I. The executive director is empowered to enforce the civil provisions of this Section and to adopt and promulgate such reasonable rules and regulations and to conduct such investigations as the executive director deems necessary to ensure enforcement of this Section.

J. Nothing in this Section shall be interpreted to prevent the collection of fees by a physician or other third party providing services to the employee or employer.

K. Notwithstanding any other provision of law, an employer shall have a right of reimbursement from an employee or an applicant who becomes an employee, provided the employee is compensated at a rate equivalent to not less than one dollar above the existing federal minimum wage and is not a part-time or seasonal employee as defined in R.S. 23:1021, for the costs of such employee's or applicant's preemployment medical examination or drug test if the employee terminates the employment relationship sooner than ninety working days after his first day of work or never reports to work, unless such termination is attributable to a substantial change made to the employment by the employer as applied in the Louisiana Employment Security Law.

L. Out of the civil penalties collected for violations of this Chapter, expenses incurred in enforcing the provisions of this Chapter may be paid by the commission.

M. An employer may withhold from the wages of an employee the costs of the preemployment medical examination, drug test, or both, provided that all of the provisions of R.S. 23:634(B) and Subsection K of this Section are met and further provided that the employee has signed a contract which fully explains the terms and conditions under which the employer's right of reimbursement is established and authorizing the employer to withhold the cost of such preemployment medical examination, drug test, or both, if the employee resigns within ninety working days.

Reference Checks in Louisiana: Information sought by checking references must not seek information that cannot be sought directly from the applicant.
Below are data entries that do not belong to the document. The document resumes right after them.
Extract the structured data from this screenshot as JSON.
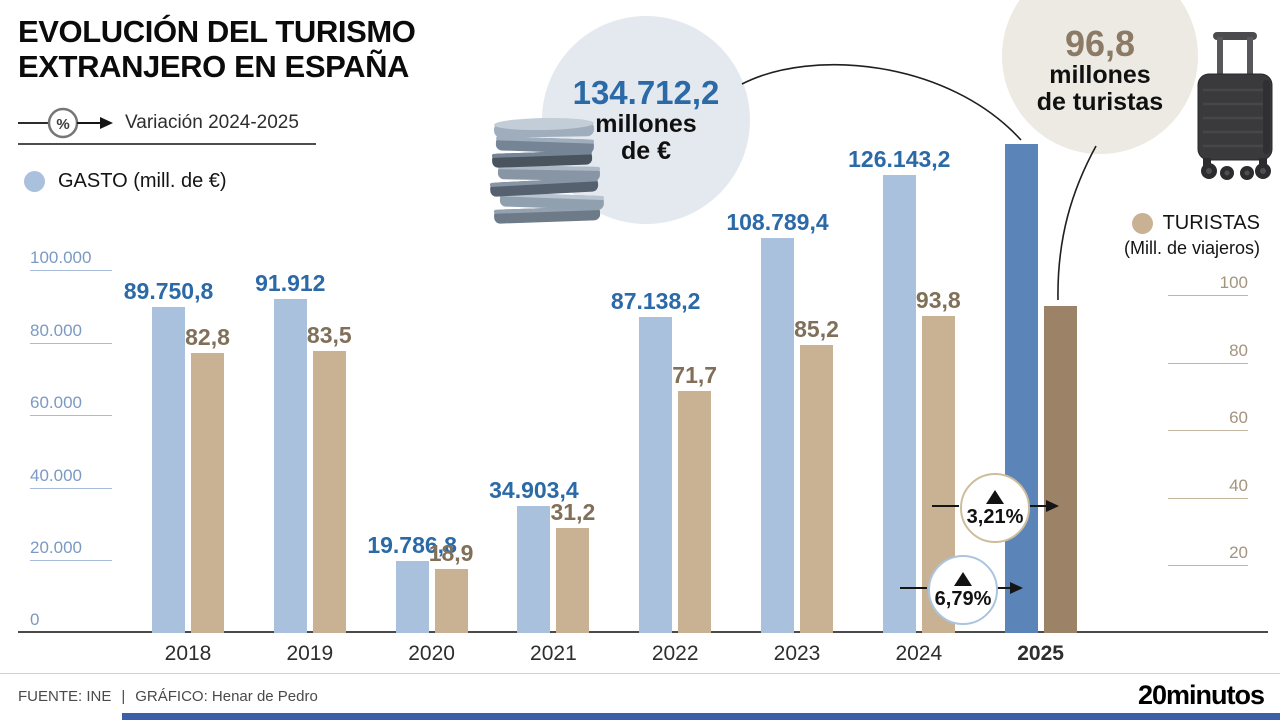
{
  "title": {
    "line1": "EVOLUCIÓN DEL TURISMO",
    "line2": "EXTRANJERO EN ESPAÑA"
  },
  "variation_legend": {
    "symbol": "%",
    "label": "Variación 2024-2025"
  },
  "legends": {
    "gasto": {
      "label": "GASTO",
      "unit": "(mill. de €)",
      "dot_color": "#a9c1dc"
    },
    "turistas": {
      "label": "TURISTAS",
      "unit": "(Mill. de viajeros)",
      "dot_color": "#c9b294"
    }
  },
  "callouts": {
    "gasto": {
      "value": "134.712,2",
      "unit_line1": "millones",
      "unit_line2": "de €",
      "icon": "coins"
    },
    "turistas": {
      "value": "96,8",
      "unit_line1": "millones",
      "unit_line2": "de turistas",
      "icon": "suitcase"
    }
  },
  "variation_badges": [
    {
      "direction": "up",
      "value": "3,21%",
      "points_to": "turistas-2025"
    },
    {
      "direction": "up",
      "value": "6,79%",
      "points_to": "gasto-2025"
    }
  ],
  "footer": {
    "source": "FUENTE: INE",
    "divider": "|",
    "credit": "GRÁFICO: Henar de Pedro",
    "brand": "20minutos"
  },
  "colors": {
    "gasto_bar": "#a9c1dc",
    "gasto_bar_2025": "#5b85b8",
    "turistas_bar": "#c9b294",
    "turistas_bar_2025": "#9c8266",
    "gasto_text": "#2b6aa7",
    "turistas_text": "#817059",
    "bubble_gasto_bg": "#e3e9ef",
    "bubble_turistas_bg": "#edeae3",
    "bottom_bar": "#3c60a8"
  },
  "chart_data": {
    "type": "bar",
    "title": "EVOLUCIÓN DEL TURISMO EXTRANJERO EN ESPAÑA",
    "categories": [
      "2018",
      "2019",
      "2020",
      "2021",
      "2022",
      "2023",
      "2024",
      "2025"
    ],
    "highlight_category": "2025",
    "series": [
      {
        "name": "GASTO (mill. de €)",
        "axis": "left",
        "color": "#a9c1dc",
        "highlight_color": "#5b85b8",
        "label_color": "#2b6aa7",
        "values": [
          89750.8,
          91912,
          19786.8,
          34903.4,
          87138.2,
          108789.4,
          126143.2,
          134712.2
        ],
        "value_labels": [
          "89.750,8",
          "91.912",
          "19.786,8",
          "34.903,4",
          "87.138,2",
          "108.789,4",
          "126.143,2",
          ""
        ]
      },
      {
        "name": "TURISTAS (Mill. de viajeros)",
        "axis": "right",
        "color": "#c9b294",
        "highlight_color": "#9c8266",
        "label_color": "#817059",
        "values": [
          82.8,
          83.5,
          18.9,
          31.2,
          71.7,
          85.2,
          93.8,
          96.8
        ],
        "value_labels": [
          "82,8",
          "83,5",
          "18,9",
          "31,2",
          "71,7",
          "85,2",
          "93,8",
          ""
        ]
      }
    ],
    "left_axis": {
      "tick_labels": [
        "100.000",
        "80.000",
        "60.000",
        "40.000",
        "20.000"
      ],
      "tick_values": [
        100000,
        80000,
        60000,
        40000,
        20000
      ],
      "zero_label": "0",
      "range": [
        0,
        100000
      ]
    },
    "right_axis": {
      "tick_labels": [
        "100",
        "80",
        "60",
        "40",
        "20"
      ],
      "tick_values": [
        100,
        80,
        60,
        40,
        20
      ],
      "range": [
        0,
        100
      ]
    },
    "grid": "short tick dashes only",
    "legend_position": "gasto top-left, turistas right",
    "annotations": {
      "gasto_2025": "134.712,2 millones de €",
      "turistas_2025": "96,8 millones de turistas",
      "variation_2024_2025": [
        "+3,21% turistas",
        "+6,79% gasto"
      ]
    }
  }
}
For example, avoid questions relating to prior discrimination suits, prior workers compensation claims, union activity, etc. It is appropriate to request that the applicant provide references and to then contact them to request information about an applicant. However, keep in mind that should the reference volunteer information that you cannot consider in your hiring decision, a failure to hire the person may lead to a claim that the hiring decision was based upon an unlawful factor.
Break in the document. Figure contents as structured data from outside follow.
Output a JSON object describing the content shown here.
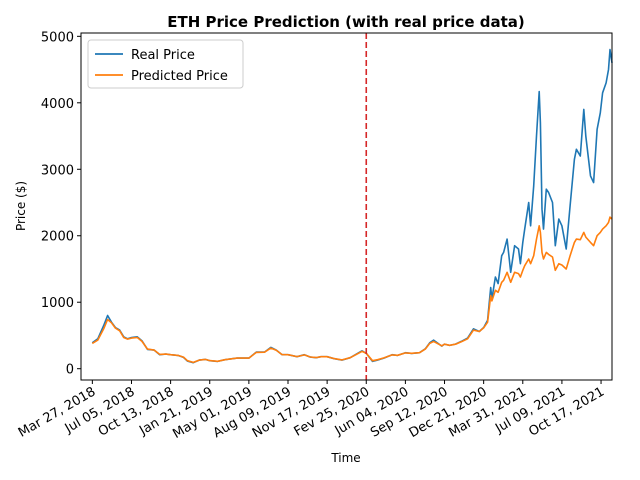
{
  "chart_data": {
    "type": "line",
    "title": "ETH Price Prediction (with real price data)",
    "xlabel": "Time",
    "ylabel": "Price ($)",
    "ylim": [
      -170,
      5050
    ],
    "yticks": [
      0,
      1000,
      2000,
      3000,
      4000,
      5000
    ],
    "xticks": [
      "Mar 27, 2018",
      "Jul 05, 2018",
      "Oct 13, 2018",
      "Jan 21, 2019",
      "May 01, 2019",
      "Aug 09, 2019",
      "Nov 17, 2019",
      "Fev 25, 2020",
      "Jun 04, 2020",
      "Sep 12, 2020",
      "Dec 21, 2020",
      "Mar 31, 2021",
      "Jul 09, 2021",
      "Oct 17, 2021"
    ],
    "xtick_dates": [
      "2018-03-27",
      "2018-07-05",
      "2018-10-13",
      "2019-01-21",
      "2019-05-01",
      "2019-08-09",
      "2019-11-17",
      "2020-02-25",
      "2020-06-04",
      "2020-09-12",
      "2020-12-21",
      "2021-03-31",
      "2021-07-09",
      "2021-10-17"
    ],
    "xlim": [
      "2018-02-26",
      "2021-11-14"
    ],
    "split_date": "2020-02-25",
    "split_color": "#d62728",
    "legend": "upper-left",
    "grid": false,
    "series": [
      {
        "name": "Real Price",
        "color": "#1f77b4",
        "points": [
          [
            "2018-03-27",
            390
          ],
          [
            "2018-04-10",
            450
          ],
          [
            "2018-04-25",
            650
          ],
          [
            "2018-05-05",
            800
          ],
          [
            "2018-05-15",
            700
          ],
          [
            "2018-05-25",
            620
          ],
          [
            "2018-06-05",
            580
          ],
          [
            "2018-06-15",
            480
          ],
          [
            "2018-06-25",
            450
          ],
          [
            "2018-07-05",
            470
          ],
          [
            "2018-07-20",
            480
          ],
          [
            "2018-08-01",
            420
          ],
          [
            "2018-08-15",
            290
          ],
          [
            "2018-09-01",
            280
          ],
          [
            "2018-09-15",
            210
          ],
          [
            "2018-10-01",
            220
          ],
          [
            "2018-10-13",
            210
          ],
          [
            "2018-11-01",
            200
          ],
          [
            "2018-11-15",
            170
          ],
          [
            "2018-11-25",
            115
          ],
          [
            "2018-12-10",
            90
          ],
          [
            "2018-12-25",
            130
          ],
          [
            "2019-01-10",
            140
          ],
          [
            "2019-01-21",
            120
          ],
          [
            "2019-02-10",
            110
          ],
          [
            "2019-03-01",
            135
          ],
          [
            "2019-04-01",
            160
          ],
          [
            "2019-05-01",
            160
          ],
          [
            "2019-05-20",
            250
          ],
          [
            "2019-06-10",
            250
          ],
          [
            "2019-06-26",
            320
          ],
          [
            "2019-07-10",
            280
          ],
          [
            "2019-07-25",
            210
          ],
          [
            "2019-08-09",
            210
          ],
          [
            "2019-09-01",
            180
          ],
          [
            "2019-09-20",
            210
          ],
          [
            "2019-10-05",
            175
          ],
          [
            "2019-10-20",
            165
          ],
          [
            "2019-11-01",
            180
          ],
          [
            "2019-11-17",
            180
          ],
          [
            "2019-12-05",
            150
          ],
          [
            "2019-12-25",
            130
          ],
          [
            "2020-01-15",
            165
          ],
          [
            "2020-02-14",
            270
          ],
          [
            "2020-02-25",
            230
          ],
          [
            "2020-03-12",
            110
          ],
          [
            "2020-03-25",
            130
          ],
          [
            "2020-04-10",
            160
          ],
          [
            "2020-05-01",
            210
          ],
          [
            "2020-05-15",
            200
          ],
          [
            "2020-06-04",
            240
          ],
          [
            "2020-06-20",
            230
          ],
          [
            "2020-07-10",
            240
          ],
          [
            "2020-07-25",
            300
          ],
          [
            "2020-08-05",
            390
          ],
          [
            "2020-08-15",
            430
          ],
          [
            "2020-09-05",
            340
          ],
          [
            "2020-09-12",
            370
          ],
          [
            "2020-09-25",
            350
          ],
          [
            "2020-10-10",
            370
          ],
          [
            "2020-10-25",
            410
          ],
          [
            "2020-11-10",
            460
          ],
          [
            "2020-11-25",
            600
          ],
          [
            "2020-12-10",
            560
          ],
          [
            "2020-12-21",
            620
          ],
          [
            "2020-12-31",
            730
          ],
          [
            "2021-01-08",
            1220
          ],
          [
            "2021-01-11",
            1050
          ],
          [
            "2021-01-20",
            1380
          ],
          [
            "2021-01-27",
            1280
          ],
          [
            "2021-02-05",
            1700
          ],
          [
            "2021-02-10",
            1750
          ],
          [
            "2021-02-19",
            1950
          ],
          [
            "2021-02-28",
            1450
          ],
          [
            "2021-03-10",
            1850
          ],
          [
            "2021-03-20",
            1800
          ],
          [
            "2021-03-25",
            1580
          ],
          [
            "2021-03-31",
            1900
          ],
          [
            "2021-04-05",
            2100
          ],
          [
            "2021-04-15",
            2500
          ],
          [
            "2021-04-20",
            2150
          ],
          [
            "2021-04-28",
            2750
          ],
          [
            "2021-05-05",
            3500
          ],
          [
            "2021-05-12",
            4170
          ],
          [
            "2021-05-15",
            3700
          ],
          [
            "2021-05-19",
            2400
          ],
          [
            "2021-05-23",
            2100
          ],
          [
            "2021-05-30",
            2700
          ],
          [
            "2021-06-05",
            2650
          ],
          [
            "2021-06-15",
            2500
          ],
          [
            "2021-06-22",
            1850
          ],
          [
            "2021-07-01",
            2250
          ],
          [
            "2021-07-09",
            2150
          ],
          [
            "2021-07-20",
            1800
          ],
          [
            "2021-07-30",
            2450
          ],
          [
            "2021-08-10",
            3150
          ],
          [
            "2021-08-15",
            3300
          ],
          [
            "2021-08-25",
            3200
          ],
          [
            "2021-09-03",
            3900
          ],
          [
            "2021-09-08",
            3500
          ],
          [
            "2021-09-20",
            2900
          ],
          [
            "2021-09-28",
            2800
          ],
          [
            "2021-10-07",
            3600
          ],
          [
            "2021-10-15",
            3850
          ],
          [
            "2021-10-21",
            4150
          ],
          [
            "2021-10-30",
            4300
          ],
          [
            "2021-11-05",
            4500
          ],
          [
            "2021-11-09",
            4800
          ],
          [
            "2021-11-14",
            4600
          ]
        ]
      },
      {
        "name": "Predicted Price",
        "color": "#ff7f0e",
        "points": [
          [
            "2018-03-27",
            380
          ],
          [
            "2018-04-10",
            430
          ],
          [
            "2018-04-25",
            600
          ],
          [
            "2018-05-05",
            740
          ],
          [
            "2018-05-15",
            690
          ],
          [
            "2018-05-25",
            610
          ],
          [
            "2018-06-05",
            570
          ],
          [
            "2018-06-15",
            470
          ],
          [
            "2018-06-25",
            445
          ],
          [
            "2018-07-05",
            460
          ],
          [
            "2018-07-20",
            470
          ],
          [
            "2018-08-01",
            410
          ],
          [
            "2018-08-15",
            295
          ],
          [
            "2018-09-01",
            280
          ],
          [
            "2018-09-15",
            215
          ],
          [
            "2018-10-01",
            220
          ],
          [
            "2018-10-13",
            210
          ],
          [
            "2018-11-01",
            200
          ],
          [
            "2018-11-15",
            175
          ],
          [
            "2018-11-25",
            120
          ],
          [
            "2018-12-10",
            95
          ],
          [
            "2018-12-25",
            130
          ],
          [
            "2019-01-10",
            140
          ],
          [
            "2019-01-21",
            122
          ],
          [
            "2019-02-10",
            112
          ],
          [
            "2019-03-01",
            135
          ],
          [
            "2019-04-01",
            160
          ],
          [
            "2019-05-01",
            160
          ],
          [
            "2019-05-20",
            245
          ],
          [
            "2019-06-10",
            248
          ],
          [
            "2019-06-26",
            310
          ],
          [
            "2019-07-10",
            278
          ],
          [
            "2019-07-25",
            212
          ],
          [
            "2019-08-09",
            210
          ],
          [
            "2019-09-01",
            182
          ],
          [
            "2019-09-20",
            208
          ],
          [
            "2019-10-05",
            176
          ],
          [
            "2019-10-20",
            167
          ],
          [
            "2019-11-01",
            180
          ],
          [
            "2019-11-17",
            180
          ],
          [
            "2019-12-05",
            152
          ],
          [
            "2019-12-25",
            132
          ],
          [
            "2020-01-15",
            165
          ],
          [
            "2020-02-14",
            260
          ],
          [
            "2020-02-25",
            232
          ],
          [
            "2020-03-12",
            120
          ],
          [
            "2020-03-25",
            135
          ],
          [
            "2020-04-10",
            162
          ],
          [
            "2020-05-01",
            208
          ],
          [
            "2020-05-15",
            202
          ],
          [
            "2020-06-04",
            238
          ],
          [
            "2020-06-20",
            232
          ],
          [
            "2020-07-10",
            240
          ],
          [
            "2020-07-25",
            295
          ],
          [
            "2020-08-05",
            380
          ],
          [
            "2020-08-15",
            410
          ],
          [
            "2020-09-05",
            345
          ],
          [
            "2020-09-12",
            368
          ],
          [
            "2020-09-25",
            352
          ],
          [
            "2020-10-10",
            368
          ],
          [
            "2020-10-25",
            405
          ],
          [
            "2020-11-10",
            450
          ],
          [
            "2020-11-25",
            580
          ],
          [
            "2020-12-10",
            560
          ],
          [
            "2020-12-21",
            615
          ],
          [
            "2020-12-31",
            700
          ],
          [
            "2021-01-08",
            1100
          ],
          [
            "2021-01-11",
            1020
          ],
          [
            "2021-01-20",
            1180
          ],
          [
            "2021-01-27",
            1150
          ],
          [
            "2021-02-05",
            1300
          ],
          [
            "2021-02-10",
            1330
          ],
          [
            "2021-02-19",
            1450
          ],
          [
            "2021-02-28",
            1300
          ],
          [
            "2021-03-10",
            1450
          ],
          [
            "2021-03-20",
            1430
          ],
          [
            "2021-03-25",
            1380
          ],
          [
            "2021-03-31",
            1480
          ],
          [
            "2021-04-05",
            1550
          ],
          [
            "2021-04-15",
            1650
          ],
          [
            "2021-04-20",
            1580
          ],
          [
            "2021-04-28",
            1700
          ],
          [
            "2021-05-05",
            1950
          ],
          [
            "2021-05-12",
            2150
          ],
          [
            "2021-05-15",
            2050
          ],
          [
            "2021-05-19",
            1750
          ],
          [
            "2021-05-23",
            1650
          ],
          [
            "2021-05-30",
            1750
          ],
          [
            "2021-06-05",
            1720
          ],
          [
            "2021-06-15",
            1680
          ],
          [
            "2021-06-22",
            1480
          ],
          [
            "2021-07-01",
            1580
          ],
          [
            "2021-07-09",
            1560
          ],
          [
            "2021-07-20",
            1500
          ],
          [
            "2021-07-30",
            1700
          ],
          [
            "2021-08-10",
            1900
          ],
          [
            "2021-08-15",
            1950
          ],
          [
            "2021-08-25",
            1940
          ],
          [
            "2021-09-03",
            2050
          ],
          [
            "2021-09-08",
            1980
          ],
          [
            "2021-09-20",
            1900
          ],
          [
            "2021-09-28",
            1850
          ],
          [
            "2021-10-07",
            2000
          ],
          [
            "2021-10-15",
            2050
          ],
          [
            "2021-10-21",
            2100
          ],
          [
            "2021-10-30",
            2150
          ],
          [
            "2021-11-05",
            2200
          ],
          [
            "2021-11-09",
            2280
          ],
          [
            "2021-11-14",
            2250
          ]
        ]
      }
    ]
  }
}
Employers should consider getting a release and hold harmless from the applicant to give to reference sources. Louisiana’s Reference Check Statute, La. R.S. 23:291, provides limited immunity to employers who both give and procure employment related information as part of a reference check. Any employer that, upon request by a prospective employer or a current or former employee, provides accurate information about a current or former employee's job performance or reasons for separation, shall be immune from civil liability and other consequences of such disclosure, provided such employer is not acting in bad faith.